Players came from Windsor to Ottawa with multiple teams from the Sudbury area.
The draw of Brantford is a well-run tourney at a first-class facility that caters to the schedules of travelling families and, like a cherry on top of the ice cream sundae, the chance to meet the tournament's namesake, Walter Gretzky himself.
"Walter is a very big draw," Murray says. "He's important to the kids and the parents and people always tell us that."
There's a line-up of old and young waiting to see Gretzky at his spot just outside the Brantford Hockey Hall of Fame.
At these tournaments, he puts in hours of autograph signing and posing for photos, working to ensure every fan leaves happy.
"I'm not a hockey player. I'm not an ex-hockey player. I'm the father of a hockey player and look at this line-up! It's unbelievable."
The association ensures someone is with Gretzky, wrangling the line of fans and pulling him from his spot for him to take needed breaks.
Last year, Wenda Render brought her son Kyler to the tournament from their home in Kemptville and was thrilled when she pulled up to the sports complex and was told Gretzky was inside, signing autographs.
"I threw the car in park and ran in. I didn't care if I missed the hockey game because I wanted to see Walter Gretzky."
Render got another shot with the hockey patriarch this year and said she loves the fact that her hockey idol has his own parking spot at the complex.
And the giant statue of Wayne Gretzky outside is also a great draw in her eyes.

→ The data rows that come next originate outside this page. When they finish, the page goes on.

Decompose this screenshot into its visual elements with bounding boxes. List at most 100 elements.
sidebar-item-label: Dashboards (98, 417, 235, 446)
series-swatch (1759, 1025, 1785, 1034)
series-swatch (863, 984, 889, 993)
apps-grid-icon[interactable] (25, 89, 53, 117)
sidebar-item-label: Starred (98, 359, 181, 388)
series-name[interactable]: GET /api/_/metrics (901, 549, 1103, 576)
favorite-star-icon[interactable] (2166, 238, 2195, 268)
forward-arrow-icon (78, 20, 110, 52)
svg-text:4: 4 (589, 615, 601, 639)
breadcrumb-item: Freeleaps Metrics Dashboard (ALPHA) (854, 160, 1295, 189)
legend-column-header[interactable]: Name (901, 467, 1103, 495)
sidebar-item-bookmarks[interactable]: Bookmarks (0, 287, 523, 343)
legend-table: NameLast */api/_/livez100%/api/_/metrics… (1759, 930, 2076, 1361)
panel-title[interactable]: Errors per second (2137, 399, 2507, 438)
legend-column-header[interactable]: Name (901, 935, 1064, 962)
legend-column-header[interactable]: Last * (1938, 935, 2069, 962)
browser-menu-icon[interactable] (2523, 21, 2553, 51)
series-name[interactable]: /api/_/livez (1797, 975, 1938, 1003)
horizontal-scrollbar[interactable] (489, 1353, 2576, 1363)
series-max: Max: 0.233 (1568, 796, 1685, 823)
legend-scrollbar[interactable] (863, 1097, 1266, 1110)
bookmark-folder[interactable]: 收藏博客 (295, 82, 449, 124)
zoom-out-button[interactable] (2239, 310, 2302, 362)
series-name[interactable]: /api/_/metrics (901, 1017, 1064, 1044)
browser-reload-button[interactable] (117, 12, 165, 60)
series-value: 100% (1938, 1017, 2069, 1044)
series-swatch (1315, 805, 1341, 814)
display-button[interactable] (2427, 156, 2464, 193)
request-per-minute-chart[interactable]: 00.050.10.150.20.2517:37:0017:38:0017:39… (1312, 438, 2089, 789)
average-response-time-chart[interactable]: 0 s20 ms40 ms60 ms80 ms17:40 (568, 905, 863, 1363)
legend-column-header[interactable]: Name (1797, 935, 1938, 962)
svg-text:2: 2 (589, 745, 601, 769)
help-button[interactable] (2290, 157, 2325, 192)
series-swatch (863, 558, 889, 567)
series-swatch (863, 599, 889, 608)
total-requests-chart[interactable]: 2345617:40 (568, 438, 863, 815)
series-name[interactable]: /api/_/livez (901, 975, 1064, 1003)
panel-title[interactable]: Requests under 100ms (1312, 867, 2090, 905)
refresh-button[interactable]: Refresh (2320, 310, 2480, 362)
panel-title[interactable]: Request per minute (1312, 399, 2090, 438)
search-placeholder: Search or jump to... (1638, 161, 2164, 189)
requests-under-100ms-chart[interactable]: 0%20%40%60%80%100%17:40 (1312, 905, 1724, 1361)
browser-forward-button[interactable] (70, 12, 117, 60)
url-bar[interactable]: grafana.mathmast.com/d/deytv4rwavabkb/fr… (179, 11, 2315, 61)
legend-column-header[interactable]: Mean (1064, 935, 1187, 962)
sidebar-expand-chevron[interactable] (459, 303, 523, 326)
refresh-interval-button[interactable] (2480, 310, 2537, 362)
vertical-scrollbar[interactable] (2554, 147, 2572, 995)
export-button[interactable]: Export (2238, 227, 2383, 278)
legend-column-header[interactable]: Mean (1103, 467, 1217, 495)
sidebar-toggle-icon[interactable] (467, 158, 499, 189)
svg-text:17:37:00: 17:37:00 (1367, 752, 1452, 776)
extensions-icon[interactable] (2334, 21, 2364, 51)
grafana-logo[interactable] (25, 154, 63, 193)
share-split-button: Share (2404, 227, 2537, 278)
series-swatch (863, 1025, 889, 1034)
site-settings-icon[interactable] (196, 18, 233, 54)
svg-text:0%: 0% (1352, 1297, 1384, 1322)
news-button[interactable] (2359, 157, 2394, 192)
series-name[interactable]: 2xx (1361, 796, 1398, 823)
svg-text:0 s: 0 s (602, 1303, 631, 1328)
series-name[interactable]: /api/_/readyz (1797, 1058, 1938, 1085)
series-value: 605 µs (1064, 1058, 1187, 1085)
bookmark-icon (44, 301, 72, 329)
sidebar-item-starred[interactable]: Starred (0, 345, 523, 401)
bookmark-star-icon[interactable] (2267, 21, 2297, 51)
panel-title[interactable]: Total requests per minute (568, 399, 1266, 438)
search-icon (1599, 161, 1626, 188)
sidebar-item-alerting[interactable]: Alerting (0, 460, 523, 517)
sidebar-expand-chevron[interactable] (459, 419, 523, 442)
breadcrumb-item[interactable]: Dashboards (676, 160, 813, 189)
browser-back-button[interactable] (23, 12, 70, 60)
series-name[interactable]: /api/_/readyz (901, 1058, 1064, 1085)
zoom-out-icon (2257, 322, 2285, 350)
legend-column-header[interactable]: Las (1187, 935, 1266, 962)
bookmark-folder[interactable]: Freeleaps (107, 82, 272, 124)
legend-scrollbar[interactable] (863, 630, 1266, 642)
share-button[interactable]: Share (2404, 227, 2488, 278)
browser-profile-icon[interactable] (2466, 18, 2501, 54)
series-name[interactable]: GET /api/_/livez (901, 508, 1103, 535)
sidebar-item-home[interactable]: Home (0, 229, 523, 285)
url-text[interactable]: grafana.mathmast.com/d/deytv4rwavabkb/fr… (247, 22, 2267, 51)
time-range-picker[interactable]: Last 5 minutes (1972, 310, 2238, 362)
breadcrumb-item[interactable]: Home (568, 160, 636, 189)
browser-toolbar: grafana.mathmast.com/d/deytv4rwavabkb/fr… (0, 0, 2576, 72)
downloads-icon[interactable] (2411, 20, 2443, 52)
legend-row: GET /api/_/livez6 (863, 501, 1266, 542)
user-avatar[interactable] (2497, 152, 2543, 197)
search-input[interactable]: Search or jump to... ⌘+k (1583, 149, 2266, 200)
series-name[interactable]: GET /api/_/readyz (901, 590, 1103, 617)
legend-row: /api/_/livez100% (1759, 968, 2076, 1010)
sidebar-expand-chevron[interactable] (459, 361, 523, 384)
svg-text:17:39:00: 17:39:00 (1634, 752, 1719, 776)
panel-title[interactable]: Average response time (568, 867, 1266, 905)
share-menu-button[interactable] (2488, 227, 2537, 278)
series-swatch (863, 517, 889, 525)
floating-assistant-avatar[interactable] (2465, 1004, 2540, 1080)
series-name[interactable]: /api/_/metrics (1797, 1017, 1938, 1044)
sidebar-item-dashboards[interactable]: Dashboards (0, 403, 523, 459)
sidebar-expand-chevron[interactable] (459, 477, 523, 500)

Kyler's Kemptville team had group and individual photos taken by the statue and values them more than the traditional on-ice shots that players normally get at the end of the year.
Aside from the excitement of travelling to a new venue as a group, the tournament also offers an important chance for house league teams to play other teams they don't normally meet throughout the year.
Hockey dad James McGill from Powassan, near North Bay, watched with a grin as his 16-year-old son David slid down the ice on a break-away and scored a goal.
"Why wouldn't we want to come here?" he asked.
"It's a well-run tourney where you can spend the weekend without worrying, a nice city where everyone is friends and decent facilities where, last year, my other kids went swimming."
And, again, there's Walter Gretzky.
"Last year David and I met and spoke with Walter and it was a real highlight for us. He's an iconic Canadian and it was great for our family to see how humble a guy he is."
Add in the lessons of hockey - teamwork, how to lose after working hard, getting along with others - and, McGill says, it's no wonder that his other four kids are also involved in minor hockey.
"It's hard to teach all those lessons to someone who's sitting in front of a computer."
This tournament and the Wayne Gretzky Hockey Tournament that ran last week are the local hockey association's two biggest fundraisers, pushing the organizers to eat, sleep and breath the game for several weeks.
"It's my job," said Murray, "but there are volunteers who are here for hours and hours. It's taxing on all of us. We're ready for a long winter's nap."
A few years ago, the tourney had only about 70 teams each year but, at 110 teams, it's now at the maximum possible, Murray said.
Several local teams made the semi-finals over the weekend, including AtoMc Sutton Realty, Smiles in Motion, Itech, Scotia Bank, Bialas Printing and Scissors Over Comb.